Ada yang bercita-cita menjadi demonstran? Sungguh, menjadi demonstran itu bukan sebuah cita-cita tapi panggilan jiwa untuk membela bangsa. Resikonya sudah jelas; jiwa dan raga dipertaruhkan.ungguh, menyiapkan atau mengikuti demonstrasi itu tidak ‘ujuk-ujuk’. Tidak sesederhana ambil toa dan teriak-teriak di tengah lapangan. Ada begitu banyak hal yang perlu dipersiapkan. Demo yang ‘fast response’ (reaksi cepat) sekali pun dibutuhkan beberapa kali rapat dan penggalangan massa. Lantas bagaimana menjadi demonstran hebat itu?
Pertama, kuasai materi.
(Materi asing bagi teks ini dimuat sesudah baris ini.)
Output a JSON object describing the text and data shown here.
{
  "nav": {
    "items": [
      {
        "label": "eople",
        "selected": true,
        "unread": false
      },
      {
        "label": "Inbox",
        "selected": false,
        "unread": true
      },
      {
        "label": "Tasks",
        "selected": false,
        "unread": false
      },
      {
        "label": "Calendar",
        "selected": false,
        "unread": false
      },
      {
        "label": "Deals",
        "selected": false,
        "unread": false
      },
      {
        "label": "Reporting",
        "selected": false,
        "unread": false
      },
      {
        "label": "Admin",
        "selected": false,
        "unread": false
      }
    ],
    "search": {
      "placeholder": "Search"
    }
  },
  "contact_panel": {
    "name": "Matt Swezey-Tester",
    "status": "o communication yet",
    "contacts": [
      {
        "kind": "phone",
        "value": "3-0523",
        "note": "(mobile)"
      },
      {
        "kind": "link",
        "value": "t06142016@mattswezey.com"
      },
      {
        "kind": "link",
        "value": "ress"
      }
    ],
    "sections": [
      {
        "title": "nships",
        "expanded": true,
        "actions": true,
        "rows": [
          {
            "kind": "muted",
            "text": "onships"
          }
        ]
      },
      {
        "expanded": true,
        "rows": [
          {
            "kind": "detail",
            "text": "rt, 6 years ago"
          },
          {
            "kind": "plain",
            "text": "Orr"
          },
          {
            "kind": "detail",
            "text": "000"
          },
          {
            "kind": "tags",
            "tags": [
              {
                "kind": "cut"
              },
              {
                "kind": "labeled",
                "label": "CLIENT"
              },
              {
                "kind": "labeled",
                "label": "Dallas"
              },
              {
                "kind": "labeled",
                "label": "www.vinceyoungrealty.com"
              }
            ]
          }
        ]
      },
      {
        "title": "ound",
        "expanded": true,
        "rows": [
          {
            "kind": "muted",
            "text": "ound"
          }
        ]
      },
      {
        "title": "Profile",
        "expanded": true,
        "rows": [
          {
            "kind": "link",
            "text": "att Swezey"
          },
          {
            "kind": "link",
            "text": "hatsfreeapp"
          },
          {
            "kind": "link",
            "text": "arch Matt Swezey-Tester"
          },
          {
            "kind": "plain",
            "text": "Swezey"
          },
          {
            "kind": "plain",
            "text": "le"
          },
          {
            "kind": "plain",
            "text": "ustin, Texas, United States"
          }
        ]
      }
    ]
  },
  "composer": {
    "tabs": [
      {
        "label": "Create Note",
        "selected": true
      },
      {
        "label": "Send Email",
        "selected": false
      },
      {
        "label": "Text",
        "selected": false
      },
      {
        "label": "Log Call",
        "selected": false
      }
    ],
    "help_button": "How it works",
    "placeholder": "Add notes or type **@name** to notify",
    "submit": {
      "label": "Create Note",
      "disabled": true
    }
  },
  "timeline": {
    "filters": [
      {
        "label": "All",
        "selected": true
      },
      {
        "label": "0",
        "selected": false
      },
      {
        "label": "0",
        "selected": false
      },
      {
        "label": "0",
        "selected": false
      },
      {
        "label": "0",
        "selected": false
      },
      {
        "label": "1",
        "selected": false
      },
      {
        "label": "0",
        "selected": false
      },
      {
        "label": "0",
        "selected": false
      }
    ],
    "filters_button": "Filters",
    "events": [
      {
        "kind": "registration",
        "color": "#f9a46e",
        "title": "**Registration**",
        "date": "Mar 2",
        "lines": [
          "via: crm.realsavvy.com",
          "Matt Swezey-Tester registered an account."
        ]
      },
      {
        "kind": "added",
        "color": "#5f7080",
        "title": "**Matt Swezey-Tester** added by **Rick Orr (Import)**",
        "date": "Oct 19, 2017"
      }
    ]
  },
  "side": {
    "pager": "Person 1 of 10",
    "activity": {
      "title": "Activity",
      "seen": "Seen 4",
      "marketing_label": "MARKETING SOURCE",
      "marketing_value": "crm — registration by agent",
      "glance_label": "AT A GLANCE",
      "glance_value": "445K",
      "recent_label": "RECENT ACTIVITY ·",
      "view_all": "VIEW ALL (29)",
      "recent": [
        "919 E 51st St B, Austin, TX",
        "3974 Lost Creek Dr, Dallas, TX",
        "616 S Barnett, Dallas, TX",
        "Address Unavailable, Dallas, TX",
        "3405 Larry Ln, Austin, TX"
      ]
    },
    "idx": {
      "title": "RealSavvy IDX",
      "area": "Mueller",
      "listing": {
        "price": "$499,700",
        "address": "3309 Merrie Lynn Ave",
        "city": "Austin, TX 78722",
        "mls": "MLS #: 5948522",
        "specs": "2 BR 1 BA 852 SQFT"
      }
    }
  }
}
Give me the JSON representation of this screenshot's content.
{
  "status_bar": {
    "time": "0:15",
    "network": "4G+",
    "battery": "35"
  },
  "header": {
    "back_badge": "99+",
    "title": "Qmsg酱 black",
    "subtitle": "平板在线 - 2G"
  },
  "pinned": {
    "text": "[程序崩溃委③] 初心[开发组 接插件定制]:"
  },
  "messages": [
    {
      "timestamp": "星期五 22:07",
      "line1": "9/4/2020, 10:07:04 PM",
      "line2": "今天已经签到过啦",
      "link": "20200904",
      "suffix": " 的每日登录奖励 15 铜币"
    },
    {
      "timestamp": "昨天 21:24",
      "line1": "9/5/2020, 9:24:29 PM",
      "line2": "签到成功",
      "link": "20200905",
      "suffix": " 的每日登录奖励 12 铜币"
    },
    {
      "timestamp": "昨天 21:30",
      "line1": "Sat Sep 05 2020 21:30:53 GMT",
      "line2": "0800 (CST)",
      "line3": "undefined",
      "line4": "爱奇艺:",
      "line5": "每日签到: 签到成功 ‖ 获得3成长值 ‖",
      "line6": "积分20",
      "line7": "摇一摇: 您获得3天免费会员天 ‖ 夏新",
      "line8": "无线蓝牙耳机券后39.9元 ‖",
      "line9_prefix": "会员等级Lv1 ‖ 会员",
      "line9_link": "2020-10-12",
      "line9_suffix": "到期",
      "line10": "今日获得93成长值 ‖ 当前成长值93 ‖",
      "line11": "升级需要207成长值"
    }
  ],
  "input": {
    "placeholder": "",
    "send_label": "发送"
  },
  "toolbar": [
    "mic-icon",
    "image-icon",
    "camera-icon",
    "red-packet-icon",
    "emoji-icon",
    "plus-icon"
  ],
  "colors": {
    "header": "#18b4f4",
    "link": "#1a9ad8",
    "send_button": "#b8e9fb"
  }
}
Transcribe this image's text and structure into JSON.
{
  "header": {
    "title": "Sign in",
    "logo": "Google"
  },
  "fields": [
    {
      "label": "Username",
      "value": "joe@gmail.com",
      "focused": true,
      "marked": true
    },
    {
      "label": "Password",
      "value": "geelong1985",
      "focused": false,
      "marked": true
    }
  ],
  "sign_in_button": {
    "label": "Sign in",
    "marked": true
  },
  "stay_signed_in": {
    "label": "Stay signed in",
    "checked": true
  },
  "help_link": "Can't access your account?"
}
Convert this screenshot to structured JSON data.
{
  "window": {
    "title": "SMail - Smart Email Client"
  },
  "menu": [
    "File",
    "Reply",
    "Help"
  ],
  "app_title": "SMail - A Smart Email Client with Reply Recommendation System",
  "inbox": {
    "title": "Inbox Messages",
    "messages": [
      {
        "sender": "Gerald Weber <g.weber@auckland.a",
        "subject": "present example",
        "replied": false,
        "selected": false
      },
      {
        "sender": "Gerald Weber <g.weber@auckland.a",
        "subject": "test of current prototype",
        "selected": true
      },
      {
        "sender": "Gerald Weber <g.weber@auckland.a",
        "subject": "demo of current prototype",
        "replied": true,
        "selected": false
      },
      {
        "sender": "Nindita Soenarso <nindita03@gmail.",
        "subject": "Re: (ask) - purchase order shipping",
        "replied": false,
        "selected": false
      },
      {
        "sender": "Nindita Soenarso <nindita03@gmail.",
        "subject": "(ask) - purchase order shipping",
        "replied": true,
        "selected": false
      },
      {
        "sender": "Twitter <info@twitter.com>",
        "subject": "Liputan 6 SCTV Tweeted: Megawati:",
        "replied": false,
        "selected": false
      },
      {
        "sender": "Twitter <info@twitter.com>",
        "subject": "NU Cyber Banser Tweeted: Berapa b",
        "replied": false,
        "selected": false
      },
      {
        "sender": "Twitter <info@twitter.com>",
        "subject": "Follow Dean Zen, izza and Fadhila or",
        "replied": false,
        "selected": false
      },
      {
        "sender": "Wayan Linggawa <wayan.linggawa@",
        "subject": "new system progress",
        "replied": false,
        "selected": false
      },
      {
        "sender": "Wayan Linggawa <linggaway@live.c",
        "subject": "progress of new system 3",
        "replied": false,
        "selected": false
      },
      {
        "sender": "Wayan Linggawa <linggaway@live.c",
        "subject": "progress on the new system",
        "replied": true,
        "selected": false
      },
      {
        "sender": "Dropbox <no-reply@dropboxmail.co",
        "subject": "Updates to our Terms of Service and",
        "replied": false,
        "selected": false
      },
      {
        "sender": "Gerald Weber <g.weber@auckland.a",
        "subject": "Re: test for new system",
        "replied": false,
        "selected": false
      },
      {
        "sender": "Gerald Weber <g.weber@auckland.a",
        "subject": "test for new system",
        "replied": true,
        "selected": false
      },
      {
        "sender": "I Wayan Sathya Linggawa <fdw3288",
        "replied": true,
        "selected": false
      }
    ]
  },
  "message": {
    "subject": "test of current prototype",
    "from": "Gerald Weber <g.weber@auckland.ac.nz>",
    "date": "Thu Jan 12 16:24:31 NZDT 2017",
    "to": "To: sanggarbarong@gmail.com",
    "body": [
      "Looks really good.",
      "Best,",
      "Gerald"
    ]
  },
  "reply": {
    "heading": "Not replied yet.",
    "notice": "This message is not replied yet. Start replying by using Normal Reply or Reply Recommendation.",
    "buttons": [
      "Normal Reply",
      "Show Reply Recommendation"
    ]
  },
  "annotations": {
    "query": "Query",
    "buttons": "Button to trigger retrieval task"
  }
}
Ini sangat penting. Rohnya demonstrasi. Jangan ada yang ikut demo tapi tidak tahu apa materi yang dituntut. Untuk mendesign sebuah demo, biasanya diawali dengan rapat dengan agenda data sharing atau information sharing dengan brain storming. Data dibedah, seluruh sisi dikaji dan diperdebatkan. Semua perdebatan pada akhirnya merujuk pada sebuh kesimpulan, demo atau tidak.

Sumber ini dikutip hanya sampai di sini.